En effet, éclairés par la même Parole de Dieu, les chrétiens de toutes les Eglises croient qu’au matin de Pâques Jésus a vaincu le mal, la mort et tout ce qui détruit l’homme : cela signifie qu’il y a devant nous une grande espérance, malgré le poids historique des hostilités et des incompréhensions dont parle l’apôtre Paul dans son épître. Pour parler d’une même voix à notre monde déchiré, il nous faudra donc – comme à Pâques – rouler la pierre de la fatalité et de la résignation. C’est-à-dire enlever ce qui obstrue l’arrivée de l’aurore pascale jusqu’à nous, laisser nos découragements au tombeau, afin que se lève cette lumière libératrice qui ressuscite notre témoignage commun autour de l’essentiel! La révélation du Dieu d’amour…

C’est bien le sens des évangiles du temps ordinaire : l’Esprit de Dieu communiqué par le Christ – vainqueur du mal et de la mort – vient nous transformer, nous rapprocher du cœur aimant de Dieu. Alors, que retenir du message de ce dimanche? Nous voyons que Jésus reprend le flambeau de l’annonce du Règne de Dieu, après l’emprisonnement de Jean Baptiste par le roi Hérode. Jésus annonce que les temps nouveaux sont là, à portée de mains. Il faudra donc acquérir de nouveaux comportements, pour ne pas rater la nouvelle étape de l’histoire qui s’ouvre dans ces derniers temps.

Et c’est en vue de ce programme de vie que dans la foulée, Jésus appelle des jeunes gens courageux, pêcheurs professionnels sur le lac Kinnereth (Tibériade), à devenir disciples. Jésus – dont le nom même signifie « Dieu sauve », habite un hameau appelé Kapher-Nahoum c’est à dire « Le hameau du Consolateur » – appellation qui correspond bien à la mission qu’il a reçue du Père ! Alors, il propose à Simon et André, puis à Jacques et à Jean de faire équipe avec lui. Il leur offre pas moins que de devenir pêcheurs d’hommes. Habituellement ils pêchent du poisson, qu’ils retirent du lac avec leurs filets, même en pleine nuit, quel que soit le temps, au risque de leur vie, c’est leur métier. Cette fois-ci, Jésus leur demande de venir avec lui pour tendre la main à des êtres humains qui se noient, submergés par les difficultés de la vie, et qui pourraient devenir de véritables naufragés de l’existence. A l’époque, on se représente la mer comme le lieu symbolique des puissances maléfiques qui menacent nos vies. C’est pour cela qu’après la résurrection, les évangélistes représentent Jésus vainqueur qui marche sur les eaux.
Convertissez-vous et croyez à la bonne nouvelle ! Alors que les contemporains de Jésus et nous aujourd’hui nous sommes assaillis chaque jour de mauvaises nouvelles, voici un message d’espérance qui tranche avec la morosité et le désespoir. Un message qui mobilise, car pour concrétiser l’appel à devenir pêcheurs d’hommes, les quatre Galiléens laissent tout en plan et ils suivent Jésus : aussitôt, ils le suivent, précise le texte pour souligner l’urgence de la situation. Aussitôt.
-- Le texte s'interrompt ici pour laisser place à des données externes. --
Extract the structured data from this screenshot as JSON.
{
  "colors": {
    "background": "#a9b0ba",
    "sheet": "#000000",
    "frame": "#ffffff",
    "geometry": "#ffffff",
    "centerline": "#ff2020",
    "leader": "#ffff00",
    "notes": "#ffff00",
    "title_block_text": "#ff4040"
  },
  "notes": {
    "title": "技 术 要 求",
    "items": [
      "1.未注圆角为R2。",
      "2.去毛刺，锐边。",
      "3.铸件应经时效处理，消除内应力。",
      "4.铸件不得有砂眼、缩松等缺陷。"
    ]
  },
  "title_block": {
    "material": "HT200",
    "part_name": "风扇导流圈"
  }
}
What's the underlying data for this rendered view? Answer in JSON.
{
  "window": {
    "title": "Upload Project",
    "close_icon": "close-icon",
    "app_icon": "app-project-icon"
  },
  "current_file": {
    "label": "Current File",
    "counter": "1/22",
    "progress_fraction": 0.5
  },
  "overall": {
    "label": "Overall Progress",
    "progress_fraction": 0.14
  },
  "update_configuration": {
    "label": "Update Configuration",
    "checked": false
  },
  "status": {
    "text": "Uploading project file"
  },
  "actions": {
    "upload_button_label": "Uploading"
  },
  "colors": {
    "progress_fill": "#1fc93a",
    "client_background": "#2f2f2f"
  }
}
Ils ont en effet tout quitté pour suivre Jésus, métier, barque, filets, famille, compagnons de route…. Ils ont voulu partager sa passion du royaume de Dieu, sur un coup de cœur, ce qui prouve qu’ils accordaient une fiabilité sans limites à la parole du Maître. En abandonnant leur métier pour l’évangile, ils n’ont pas demandé si leur niveau de vie serait garanti, ils n’ont pas exigé une assurance tout risque en cas de troubles publics. Ils ont misé leur engagement volontaire exclusivement sur la relation de confiance avec Jésus. Aussitôt, ils le suivirent…Comment ce message d’appel peut-il nous mobiliser aujourd’hui, au sein de nos communautés, dans nos efforts pour témoigner d’une même voix dans cette société en crise de valeurs ? C’est vrai, en considérant l’urgence du message lancé par Jésus, nous constatons combien nous sommes ralentis par nos préoccupations d’organisation ecclésiale, ou par nos inquiétudes personnelles, et même par nos soucis légitimes…
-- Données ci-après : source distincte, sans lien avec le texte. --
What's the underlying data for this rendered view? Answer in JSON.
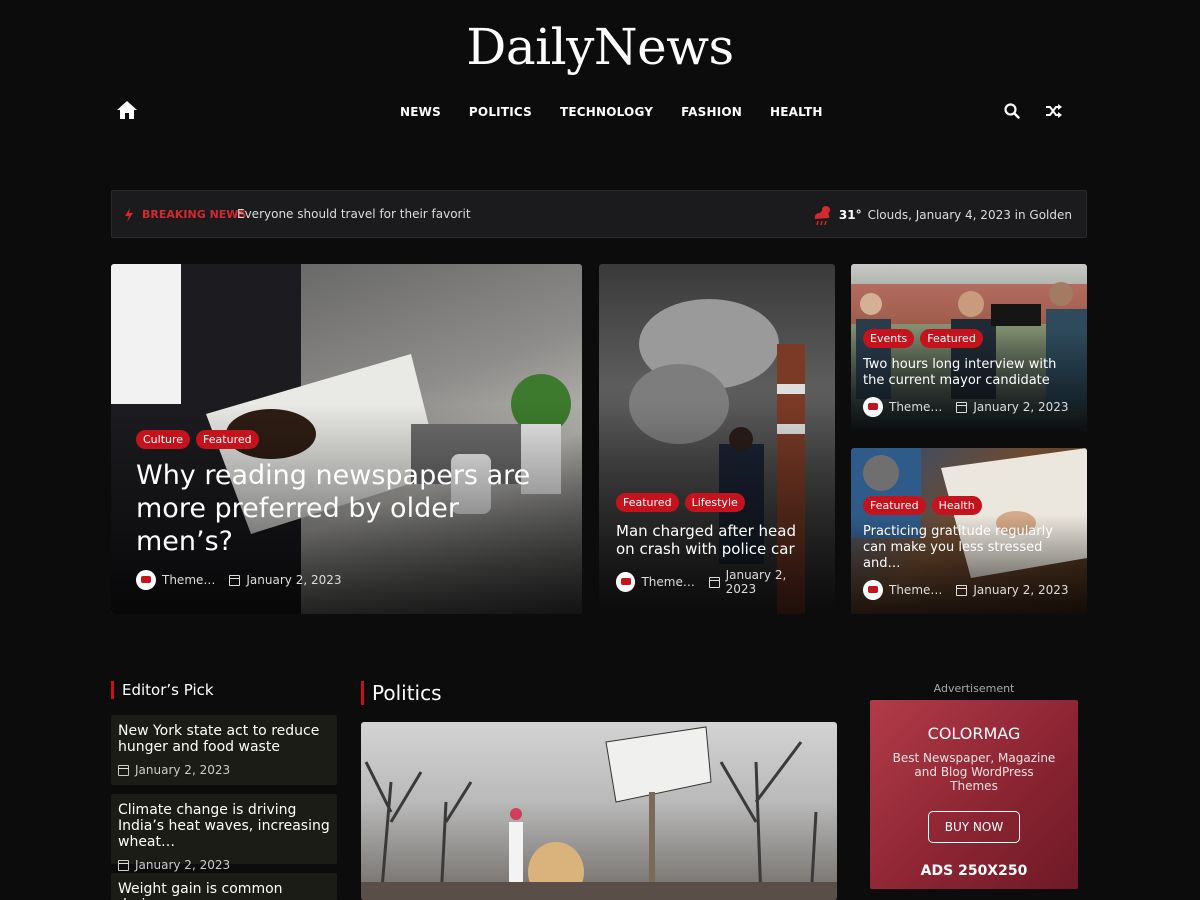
{
  "site": {
    "logo": "DailyNews"
  },
  "nav": {
    "items": [
      "NEWS",
      "POLITICS",
      "TECHNOLOGY",
      "FASHION",
      "HEALTH"
    ]
  },
  "breaking": {
    "label": "BREAKING NEWS",
    "headline": "Everyone should travel for their favorit",
    "weather_temp": "31°",
    "weather_text": "Clouds, January 4, 2023 in Golden"
  },
  "hero": {
    "main": {
      "tags": [
        "Culture",
        "Featured"
      ],
      "title": "Why reading newspapers are more preferred by older men’s?",
      "author": "Theme…",
      "date": "January 2, 2023"
    },
    "middle": {
      "tags": [
        "Featured",
        "Lifestyle"
      ],
      "title": "Man charged after head on crash with police car",
      "author": "Theme…",
      "date": "January 2, 2023"
    },
    "top_right": {
      "tags": [
        "Events",
        "Featured"
      ],
      "title": "Two hours long interview with the current mayor candidate",
      "author": "Theme…",
      "date": "January 2, 2023"
    },
    "bottom_right": {
      "tags": [
        "Featured",
        "Health"
      ],
      "title": "Practicing gratitude regularly can make you less stressed and…",
      "author": "Theme…",
      "date": "January 2, 2023"
    }
  },
  "editors_pick": {
    "heading": "Editor’s Pick",
    "items": [
      {
        "title": "New York state act to reduce hunger and food waste",
        "date": "January 2, 2023"
      },
      {
        "title": "Climate change is driving India’s heat waves, increasing wheat…",
        "date": "January 2, 2023"
      },
      {
        "title": "Weight gain is common during"
      }
    ]
  },
  "politics": {
    "heading": "Politics"
  },
  "ad": {
    "label": "Advertisement",
    "brand": "COLORMAG",
    "subtitle": "Best Newspaper, Magazine and Blog WordPress Themes",
    "button": "BUY NOW",
    "size": "ADS 250X250"
  },
  "colors": {
    "accent": "#c4131c",
    "background": "#0c0c0d",
    "breaking_bg": "#1b1b1d"
  },
  "icons": {
    "home": "home-icon",
    "search": "search-icon",
    "random": "shuffle-icon",
    "breaking": "bolt-icon",
    "weather": "cloud-rain-sun-icon",
    "date": "calendar-icon"
  }
}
Et voici un appel qui nous remet en face de notre vocation de baptisés, en nous rendant attentifs aux situations humaines qui nécessitent un appui spirituel puissant et adapté. Pour poser les jalons du Royaume, et pour susciter des vocations, Jésus a prolongé à sa manière le cri de Jean-Baptiste, l’appel à la conversion, qui reprenait celui des prophètes. Il s’agit de se donner les moyens de vivre l’alliance avec Dieu.

D’où la prise de conscience proposée par Jésus : s’il est retiré en Galilée, ce n’est pas seulement en raison des dangers autour de Jérusalem à cause des complices des Romains. Car soucieux des brebis perdue de la maison d’Israël, Jésus mesure lucidement l’ambiguïté de l’environnement multiculturel de cette province du nord, appelée « Galilée, carrefour des nations païennes ». C’est un milieu en effet très mélangé suite à des migrations, et dans cette province, les membres de l’alliance côtoient au quotidien des adeptes de croyances superstitieuses et idolâtriques. Par conséquent les commandements bénéfiques du Dieu vivant sont battus en brèche par des religions venues d’ailleurs et qui violentent la dignité humaine par leurs pratiques malsaines.
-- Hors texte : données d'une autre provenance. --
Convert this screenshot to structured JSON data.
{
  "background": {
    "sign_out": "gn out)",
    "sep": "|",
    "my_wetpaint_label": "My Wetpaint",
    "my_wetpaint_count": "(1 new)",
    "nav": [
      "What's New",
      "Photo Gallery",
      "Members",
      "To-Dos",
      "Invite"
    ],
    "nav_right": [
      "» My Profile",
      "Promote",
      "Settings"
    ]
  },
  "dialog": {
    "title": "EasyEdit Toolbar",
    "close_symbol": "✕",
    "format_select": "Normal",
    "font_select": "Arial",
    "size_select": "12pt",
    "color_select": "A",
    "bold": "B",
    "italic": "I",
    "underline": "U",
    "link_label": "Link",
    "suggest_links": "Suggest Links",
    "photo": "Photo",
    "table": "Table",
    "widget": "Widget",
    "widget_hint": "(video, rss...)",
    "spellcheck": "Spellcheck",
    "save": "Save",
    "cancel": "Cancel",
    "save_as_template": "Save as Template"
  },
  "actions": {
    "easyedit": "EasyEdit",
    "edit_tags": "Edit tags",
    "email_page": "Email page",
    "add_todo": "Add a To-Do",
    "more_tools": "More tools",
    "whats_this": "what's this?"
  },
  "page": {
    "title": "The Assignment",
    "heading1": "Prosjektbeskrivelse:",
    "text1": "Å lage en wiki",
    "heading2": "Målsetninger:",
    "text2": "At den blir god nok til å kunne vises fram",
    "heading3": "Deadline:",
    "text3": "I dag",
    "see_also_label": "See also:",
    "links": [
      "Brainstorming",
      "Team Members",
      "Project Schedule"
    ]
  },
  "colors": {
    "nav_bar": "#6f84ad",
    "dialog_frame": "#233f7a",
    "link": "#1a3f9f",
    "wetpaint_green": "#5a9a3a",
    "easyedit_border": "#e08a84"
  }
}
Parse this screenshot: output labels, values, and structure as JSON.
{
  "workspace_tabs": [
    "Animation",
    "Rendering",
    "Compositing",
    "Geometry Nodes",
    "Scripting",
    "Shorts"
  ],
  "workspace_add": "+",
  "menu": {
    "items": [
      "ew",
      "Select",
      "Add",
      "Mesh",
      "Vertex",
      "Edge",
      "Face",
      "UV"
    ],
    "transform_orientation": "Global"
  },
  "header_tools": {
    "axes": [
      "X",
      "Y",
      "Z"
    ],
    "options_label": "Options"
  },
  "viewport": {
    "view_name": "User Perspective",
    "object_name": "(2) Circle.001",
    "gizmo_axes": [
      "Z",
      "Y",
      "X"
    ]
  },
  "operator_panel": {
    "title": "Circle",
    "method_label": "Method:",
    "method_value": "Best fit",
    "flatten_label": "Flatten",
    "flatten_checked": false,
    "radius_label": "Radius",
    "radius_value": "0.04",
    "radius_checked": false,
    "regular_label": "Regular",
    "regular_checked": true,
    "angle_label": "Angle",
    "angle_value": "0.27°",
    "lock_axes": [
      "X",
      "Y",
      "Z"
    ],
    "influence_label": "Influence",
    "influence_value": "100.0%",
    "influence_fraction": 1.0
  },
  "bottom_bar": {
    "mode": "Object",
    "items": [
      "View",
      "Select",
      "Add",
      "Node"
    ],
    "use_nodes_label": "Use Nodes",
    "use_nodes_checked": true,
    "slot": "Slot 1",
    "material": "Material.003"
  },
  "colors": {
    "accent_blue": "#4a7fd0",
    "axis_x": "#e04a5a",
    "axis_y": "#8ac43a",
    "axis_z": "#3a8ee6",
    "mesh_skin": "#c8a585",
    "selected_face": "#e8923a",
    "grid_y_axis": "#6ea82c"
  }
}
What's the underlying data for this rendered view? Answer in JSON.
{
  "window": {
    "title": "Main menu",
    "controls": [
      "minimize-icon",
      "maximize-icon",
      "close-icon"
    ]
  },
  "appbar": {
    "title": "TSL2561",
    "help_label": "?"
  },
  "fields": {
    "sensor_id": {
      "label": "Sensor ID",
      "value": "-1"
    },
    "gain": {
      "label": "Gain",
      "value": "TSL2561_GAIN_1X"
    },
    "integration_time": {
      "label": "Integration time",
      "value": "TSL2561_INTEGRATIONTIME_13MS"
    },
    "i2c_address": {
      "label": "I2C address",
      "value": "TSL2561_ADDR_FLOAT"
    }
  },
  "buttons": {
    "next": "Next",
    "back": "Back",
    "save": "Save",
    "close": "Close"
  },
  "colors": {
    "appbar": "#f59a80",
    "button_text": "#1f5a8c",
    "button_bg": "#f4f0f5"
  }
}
C’est pour ce motif que – même s’il respecte toujours les personnes, quelles qu’elles soient – Jésus n’accorde aucune valeur à ces conceptions de l’existence bâties autour de faux dieux. Il en connaît trop bien les illusions et les dérives générées par ces croyances, et face à ce multiculturel, nous voyons qu’il ne veut pas relativiser les engagements de la foi au Dieu d’Israël, mais qu’au contraire, il cherche à les renforcer. Et à ce sujet, Jésus serait sans doute surpris de nos complaisances modernes dans ce domaine, avec la confusion qui règne sous prétexte de tolérance ou de dialogue. « Sur les ténèbres du pays de Nephtali et Zabulon, une lumière resplendit »…en effet, hier comme aujourd’hui, les « ténèbres » correspondent à la menace diffuse qui plane sur le peuple des croyants.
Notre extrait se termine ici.